Behnam, the Democratic nominee, said he supports the lower threshold, which is scheduled to take effect in December 2018.
But Quintenz echoed Giancarlo’s concern that the $3 billion exemption limit would force utilities, refiners and agribusiness companies to cut back on their trading to make sure they stay under that threshold.
The lower threshold could “drive participants out of the market or force them to reduce their activity because of the costs imposed upon them,” said Quintenz.
Thune raised concerns that cattle producers have raised about market volatility. The nominees promised to keep an eye on the issue.
The CFTC found no irregularities in high frequency cattle trades in 2015 and 2016, but Quintenz said the issues raised by cattle producers were "indicative of some kind of problem with the market, whether it be contract design, market participants or whether it be supply and demand imbalances. It’s important for the commission to answer those questions. I know the commission has bene looking into this and has been working with all the stakeholders, including the CME, and ranchers that have exposure to this."
The National Cattlemen's Beef Association complained to the CME Group in early 2016 that volatility in the futures markets "has made them a tool which is more of a liability than a benefit."
Giancarlo has praised the CME for altering its live cattle contract to alleviate capacity constraints that are affecting the contract after the last trade date (LTD). The commission is assisting the Government Accountability Office in an ongoing investigation of meatpacker practices in the cattle market in 2015.

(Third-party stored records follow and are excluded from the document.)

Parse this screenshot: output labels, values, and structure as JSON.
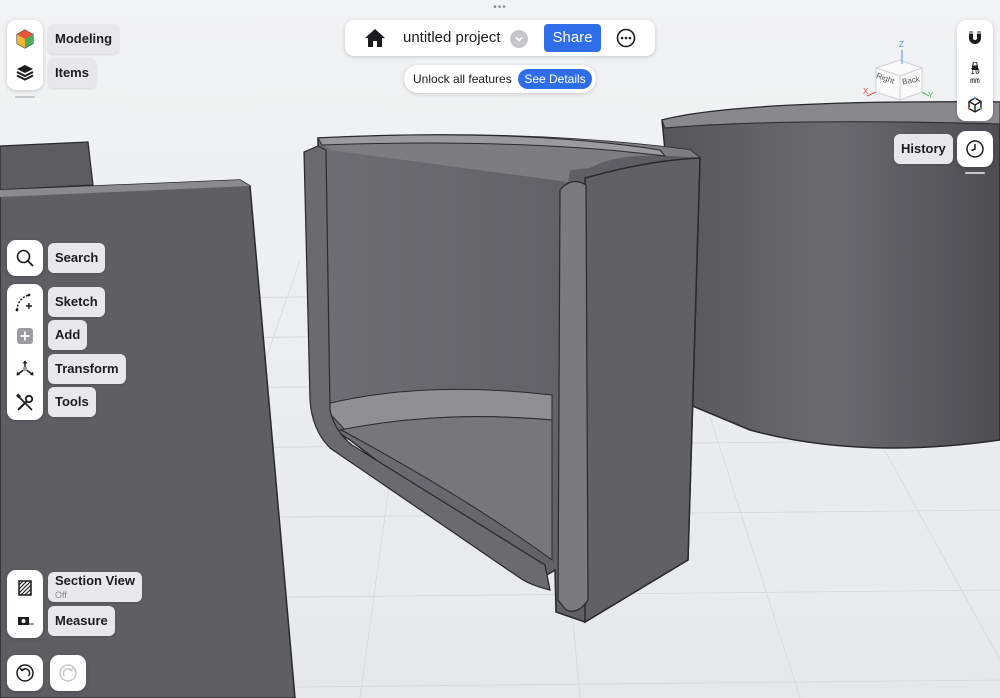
{
  "top_menu": {
    "dots": "•••"
  },
  "left_top": {
    "modeling_label": "Modeling",
    "items_label": "Items"
  },
  "toolbar": {
    "project_title": "untitled project",
    "share_label": "Share"
  },
  "promo": {
    "text": "Unlock all features",
    "button_label": "See Details"
  },
  "right_panel": {
    "snap_value": "10",
    "snap_unit": "mm",
    "history_label": "History"
  },
  "view_cube": {
    "z": "Z",
    "x": "X",
    "y": "Y",
    "right_face": "Right",
    "back_face": "Back"
  },
  "left_tools": {
    "search": "Search",
    "sketch": "Sketch",
    "add": "Add",
    "transform": "Transform",
    "tools": "Tools"
  },
  "bottom_tools": {
    "section_view": "Section View",
    "section_view_state": "Off",
    "measure": "Measure"
  },
  "icons": {
    "modeling": "cube-color-icon",
    "items": "layers-icon",
    "home": "home-icon",
    "dropdown": "chevron-down-icon",
    "more": "ellipsis-circle-icon",
    "magnet": "magnet-icon",
    "lock": "lock-icon",
    "cube_snap": "cube-snap-icon",
    "history": "clock-icon",
    "search": "search-icon",
    "sketch": "sketch-arc-icon",
    "add": "plus-square-icon",
    "transform": "transform-axes-icon",
    "tools": "wrench-screwdriver-icon",
    "section_view": "section-hatch-icon",
    "measure": "tape-measure-icon",
    "undo": "undo-icon",
    "redo": "redo-icon"
  },
  "colors": {
    "accent": "#2f6ee8",
    "background": "#eef0f2",
    "model_gray": "#5b5b5f"
  }
}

Some 25 farm groups, including the American Farm Bureau Federation and National Farmers Union, wrote Senate Majority Leader Mitch McConnell, R-Ky., ahead of Thursday's hearing urging quick confirmation of all three nominees. The groups specifically praised Stump and Behnam for their ag backgrounds.
“Now more than ever it is important to have strong advocates for agriculture at the CFTC. As CFTC’s oversight responsibility and regulatory footprint has grown, the agricultural futures markets remain as vital and integral to our industry as they were before the financial innovation that led us to today’s derivatives markets.” the letter said.